In an article in the Telegraph last week, rugby journalist Mark Reason says that he doesn't want his 10 year old son to take up rugby because "the rugby field has become a far too dangerous place."
His argument is that, because the "big hit" is now king in rugby, injuries are now pretty much inevitable. Whereas the tackle used to be about putting someone on the ground, it is now all about taking him out physically. The tackle has, in reality, been replaced by the collision. Rugby, he says, was always a hard game, but it was never this violent.
To a degree I can see his point. When I started out I was always taught to tackle low, around the legs and, to a large extent, I still utilise this somewhat antiquated practice. There's no doubt, however, that over the years tackles have become higher and higher and now it is perfectly acceptable to smash your shoulder into the opposition player's chest, aided and abetted by the prevalence of padding and protection that was outlawed back in my day.

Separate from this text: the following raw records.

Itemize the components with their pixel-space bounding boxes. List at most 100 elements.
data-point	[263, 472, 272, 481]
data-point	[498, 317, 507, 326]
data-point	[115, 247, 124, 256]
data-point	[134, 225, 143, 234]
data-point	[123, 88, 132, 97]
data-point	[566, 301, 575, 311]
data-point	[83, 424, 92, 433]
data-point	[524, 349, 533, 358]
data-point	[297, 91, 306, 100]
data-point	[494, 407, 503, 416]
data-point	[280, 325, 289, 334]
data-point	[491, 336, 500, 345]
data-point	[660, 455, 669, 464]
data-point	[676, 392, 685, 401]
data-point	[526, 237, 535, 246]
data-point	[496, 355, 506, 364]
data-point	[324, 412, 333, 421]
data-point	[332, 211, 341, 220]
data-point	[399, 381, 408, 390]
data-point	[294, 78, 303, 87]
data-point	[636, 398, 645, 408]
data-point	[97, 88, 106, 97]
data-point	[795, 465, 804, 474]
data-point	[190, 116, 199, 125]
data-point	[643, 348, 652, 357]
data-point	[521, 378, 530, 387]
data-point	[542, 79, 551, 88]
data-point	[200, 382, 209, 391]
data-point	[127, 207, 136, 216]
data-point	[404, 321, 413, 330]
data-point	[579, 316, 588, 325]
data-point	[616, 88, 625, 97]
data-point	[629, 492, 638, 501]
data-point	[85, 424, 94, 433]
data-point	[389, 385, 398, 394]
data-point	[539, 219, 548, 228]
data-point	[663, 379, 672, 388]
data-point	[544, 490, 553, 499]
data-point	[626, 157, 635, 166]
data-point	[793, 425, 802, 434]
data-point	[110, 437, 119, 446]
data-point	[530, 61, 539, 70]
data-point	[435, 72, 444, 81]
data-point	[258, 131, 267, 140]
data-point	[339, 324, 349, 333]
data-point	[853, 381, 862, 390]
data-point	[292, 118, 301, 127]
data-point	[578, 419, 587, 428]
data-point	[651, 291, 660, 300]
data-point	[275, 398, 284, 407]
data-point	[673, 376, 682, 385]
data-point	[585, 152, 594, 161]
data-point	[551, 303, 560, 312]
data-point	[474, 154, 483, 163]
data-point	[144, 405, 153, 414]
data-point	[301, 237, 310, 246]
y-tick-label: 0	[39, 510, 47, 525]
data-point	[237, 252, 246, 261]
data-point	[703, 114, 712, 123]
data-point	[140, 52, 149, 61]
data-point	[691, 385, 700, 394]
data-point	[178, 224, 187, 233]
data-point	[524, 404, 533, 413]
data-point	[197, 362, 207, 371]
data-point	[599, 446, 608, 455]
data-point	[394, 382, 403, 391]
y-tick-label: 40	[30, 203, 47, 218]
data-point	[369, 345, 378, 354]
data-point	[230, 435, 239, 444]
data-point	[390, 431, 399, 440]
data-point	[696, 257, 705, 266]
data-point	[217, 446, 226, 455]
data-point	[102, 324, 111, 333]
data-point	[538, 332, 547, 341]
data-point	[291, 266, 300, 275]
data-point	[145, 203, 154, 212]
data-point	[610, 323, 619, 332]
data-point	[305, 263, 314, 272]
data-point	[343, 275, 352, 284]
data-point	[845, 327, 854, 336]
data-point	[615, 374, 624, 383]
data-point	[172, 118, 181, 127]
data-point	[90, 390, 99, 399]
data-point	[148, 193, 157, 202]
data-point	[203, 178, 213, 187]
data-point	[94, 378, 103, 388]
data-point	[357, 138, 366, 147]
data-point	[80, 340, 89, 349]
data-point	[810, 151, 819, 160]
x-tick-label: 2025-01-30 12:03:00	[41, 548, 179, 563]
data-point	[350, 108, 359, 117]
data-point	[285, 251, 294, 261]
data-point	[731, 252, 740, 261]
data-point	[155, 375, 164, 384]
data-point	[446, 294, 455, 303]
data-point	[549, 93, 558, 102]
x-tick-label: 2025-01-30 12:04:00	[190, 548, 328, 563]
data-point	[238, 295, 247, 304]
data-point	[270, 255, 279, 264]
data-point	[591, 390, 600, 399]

Mr Reason concedes that rugby is relatively safe up to the age of 15 but beyond that he asks a very pertinent question: "How do you tell a lad who thinks he is immortal that rugby is just not worth getting smashed up for?"
With a 6 year old son who is currently mad about football and Doctor Who (although not necessarily in that order), it isn't a question I have yet had to face. And, if and when I do face it, I can't honestly tell you what my response will be.